Insights from programming language implementation



I've been making interpreters for over ten years now, and I'm finally starting to understand this stuff better. With ten of them on the site right this moment (not counting my book, or the tutorial that started it all) and two more on the way, it might just be a good time to write down a few things I've learned about this craft over the years.

For one: AST interpreters have abysmal performance. We're talking 100 times slower than the same algorithm implemented in the host language (before compiler optimizations, anyway). You're better off using direct interpretation, which is twice as fast and easier to understand.

For that matter, if you're going to implement a Lisp-like language, beware that the Tcl approach of making even control structures into ordinary procedures is a trap. Sure, in theory it's more elegant to not need any special forms in your eval function.
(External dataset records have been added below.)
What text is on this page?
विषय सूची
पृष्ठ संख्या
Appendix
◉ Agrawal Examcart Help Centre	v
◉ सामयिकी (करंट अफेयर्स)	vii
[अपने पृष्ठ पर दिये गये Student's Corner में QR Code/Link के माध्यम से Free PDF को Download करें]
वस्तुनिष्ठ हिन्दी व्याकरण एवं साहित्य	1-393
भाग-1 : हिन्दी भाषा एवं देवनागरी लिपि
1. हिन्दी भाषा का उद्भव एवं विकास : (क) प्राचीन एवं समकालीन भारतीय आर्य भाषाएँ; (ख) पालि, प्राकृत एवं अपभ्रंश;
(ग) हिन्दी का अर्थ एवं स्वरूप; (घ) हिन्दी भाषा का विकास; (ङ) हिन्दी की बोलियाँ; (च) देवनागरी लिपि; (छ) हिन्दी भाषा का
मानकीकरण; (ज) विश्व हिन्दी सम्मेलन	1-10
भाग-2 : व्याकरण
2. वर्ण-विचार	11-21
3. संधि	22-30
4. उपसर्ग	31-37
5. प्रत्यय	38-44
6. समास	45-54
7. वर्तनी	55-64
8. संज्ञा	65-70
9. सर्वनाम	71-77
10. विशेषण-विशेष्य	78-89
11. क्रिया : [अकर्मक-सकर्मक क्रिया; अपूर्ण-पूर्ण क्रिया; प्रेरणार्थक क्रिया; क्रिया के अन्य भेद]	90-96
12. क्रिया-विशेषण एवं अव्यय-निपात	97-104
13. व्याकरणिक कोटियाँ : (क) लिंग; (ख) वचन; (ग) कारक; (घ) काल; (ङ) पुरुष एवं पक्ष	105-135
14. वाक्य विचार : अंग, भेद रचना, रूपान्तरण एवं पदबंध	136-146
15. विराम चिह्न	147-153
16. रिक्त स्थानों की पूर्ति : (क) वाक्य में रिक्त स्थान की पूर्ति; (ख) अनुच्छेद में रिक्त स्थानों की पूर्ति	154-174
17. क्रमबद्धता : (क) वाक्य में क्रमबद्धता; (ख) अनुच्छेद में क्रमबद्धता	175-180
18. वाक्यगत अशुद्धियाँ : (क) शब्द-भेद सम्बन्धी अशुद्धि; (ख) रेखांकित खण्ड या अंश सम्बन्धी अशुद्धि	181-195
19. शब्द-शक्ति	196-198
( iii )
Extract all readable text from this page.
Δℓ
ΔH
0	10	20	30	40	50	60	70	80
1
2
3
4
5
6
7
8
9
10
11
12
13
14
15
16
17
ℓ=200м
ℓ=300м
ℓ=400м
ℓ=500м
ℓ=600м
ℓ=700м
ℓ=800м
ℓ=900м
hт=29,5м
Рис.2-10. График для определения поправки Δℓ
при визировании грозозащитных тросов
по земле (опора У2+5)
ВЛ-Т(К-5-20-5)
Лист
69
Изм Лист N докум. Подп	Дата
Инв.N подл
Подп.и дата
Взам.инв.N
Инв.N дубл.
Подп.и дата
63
But in practice, you end up writing lots of brittle, convoluted code to cover the various permutations, thus negating the advantage. Besides, what programmer in their right mind is going to redefine what if means in production code? Or at all, except for bragging rights?!

Life is full of special cases. Come down from your ivory tower.

That said, a little thinking goes a long way. Stack-based languages are infamous for their backward syntax. And they do have syntax, make no mistake: you can't afford to mix up the order of if, else and then! But does it have to be that way? Because even newer entries in the family, much higher level than Forth was forced to be, still sort of throw up their hands and go "whatever". And I recently proved it doesn't have to be the case, by taking inspiration from an unlikely source: Logo. Which, by the way, is full of those dreaded special cases, yet one of the friendliest ever created (unlike Perl, which is the opposite).

As a programmer, it's a good idea to know several languages. As a programming language designer? You'd better know a lot of them, big shot!

Last but not least, my recent research seems to suggest that orthogonality in programming language design might be overrated. And before you yell at me:

  • syntax and semantics have a messy relationship;
  • the most theoretically pure languages also tend to be the fussiest;
  • take a look at HTML.

I'll be around. Cheers.


Tags: programming, philosophy